We’re first introduced to Tom when he’s living with his mother and biological father, Dick North, for the first few years of his life. We can see a clear contrast between this time period and the one that follows, after Helen North has married the Beardsley patriarch and moved her family into his home. Some of Tom’s descriptions of Frank’s abuse are quite graphic in nature, so they could be a bit unsettling to readers, and the change in Tom’s personality after he begins to experience it is made evident. We follow Tom throughout his descent into drug addiction as an escape and experience his introduction to transcendental meditation, his saviour of sorts, along with him.
The part of Tom’s story that likely will prove most interesting to transcendental meditation enthusiasts is that of the time he spends at Maharishi International University in Iowa (named after Maharishi Mahesh Yogi, the founder of the practice). Tom obtains a business degree there, while concurrently learning a great deal more about meditation. As well as educating us on the benefits of transcendental meditation that he receives through attending the school, Tom also reveals meditation’s darker side, mentioning the students who have to leave the program and be taken for psychiatric treatment after their meditative exercises have caused them to take temporary leave of their minds. Tom himself never has to leave involuntarily, though, and the benefits of meditation end up following him throughout the rest of his life. Most importantly, its effects help him resist abusing his own child during a situation that takes him off guard, allowing him to avoid becoming a link in the chain of abuse that is present within many families.
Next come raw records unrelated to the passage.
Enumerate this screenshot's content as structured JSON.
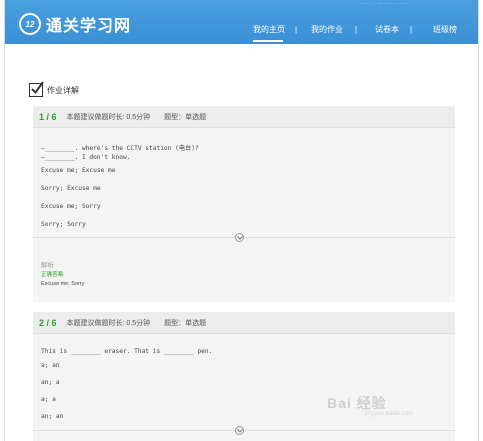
{
  "header": {
    "top_links": "· ··· · ··· · ··· · ···",
    "logo_badge": "12",
    "site_name": "通关学习网",
    "nav": [
      {
        "label": "我的主页"
      },
      {
        "label": "我的作业"
      },
      {
        "label": "试卷本"
      },
      {
        "label": "班级榜"
      }
    ],
    "nav_sep": "|"
  },
  "section": {
    "title": "作业详解"
  },
  "questions": [
    {
      "number": "1",
      "total": "/ 6",
      "suggested_time": "本题建议做题时长: 0.5分钟",
      "type": "题型：单选题",
      "lines": [
        "—________. where's the CCTV station (电台)?",
        "—________. I don't know."
      ],
      "options": [
        "Excuse me; Excuse me",
        "Sorry; Excuse me",
        "Excuse me; Sorry",
        "Sorry; Sorry"
      ],
      "analysis_label": "解析",
      "correct_label": "正确答案:",
      "correct_answer": "Excuse me; Sorry"
    },
    {
      "number": "2",
      "total": "/ 6",
      "suggested_time": "本题建议做题时长: 0.5分钟",
      "type": "题型：单选题",
      "lines": [
        "This is ________ eraser. That is ________ pen."
      ],
      "options": [
        "a; an",
        "an; a",
        "a; a",
        "an; an"
      ]
    }
  ],
  "watermark": {
    "text": "Bai  经验",
    "sub": "jingyan.baidu.com"
  },
  "colors": {
    "header_blue": "#3b8fd4",
    "green": "#2f9d2f",
    "card_bg": "#f4f4f4"
  }
}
It’s pleasantly surprising that Tom has been able to do as well in life as he has, after getting such a rough start, but without transcendental meditation, he may have become stuck in the trap of snorting cocaine and tripping on acid. True North actually ends somewhat happily overall, with the family getting together for therapy and receiving a shocking apology. Tom’s mother also confesses that she married Frank to save his kids from him, but didn’t realize that she was throwing her own children into a horrible situation at the same time.
Was Helen North just dense? Perhaps not; possibly, she was in such a poor emotional state after Dick died that all she wanted was to be with someone who would be dominant, take care of everything and allow her to fade into the background. During the early ’60s, women were also encouraged to “put up and shut up,” and become almost martyr-like, a role that Helen certainly was able to play well as a Beardsley. Conceivably, putting up a happy front in order to remain a minor celebrity may have made her feel better about the sadness that had occurred within her life, too. However, she does leave Frank a few years before she passes away, not that long after the family therapy, and is actually buried next to her first husband. After her death, Tom changes his name back to North.
No matter what your motivation is for picking up this book, you won’t want to put it down until you’ve reached the very last pages. There are a few spots in which too much detail may be provided about some of Tom’s activities, such as fishing, but you can quickly buzz through these to get to the meat of the story again. Even if you find the abuse scenes a bit disturbing, the dichotomy between appearance and reality is so fascinating, especially if you’ve seen the associated film, that there’s a good chance you’ll want to keep on reading anyways. If you’ve gone through a fair amount of emotional difficulties in your own life, you may even be inspired to try transcendental meditation, which is also still used to treat drug (and alcohol) addictions, yourself.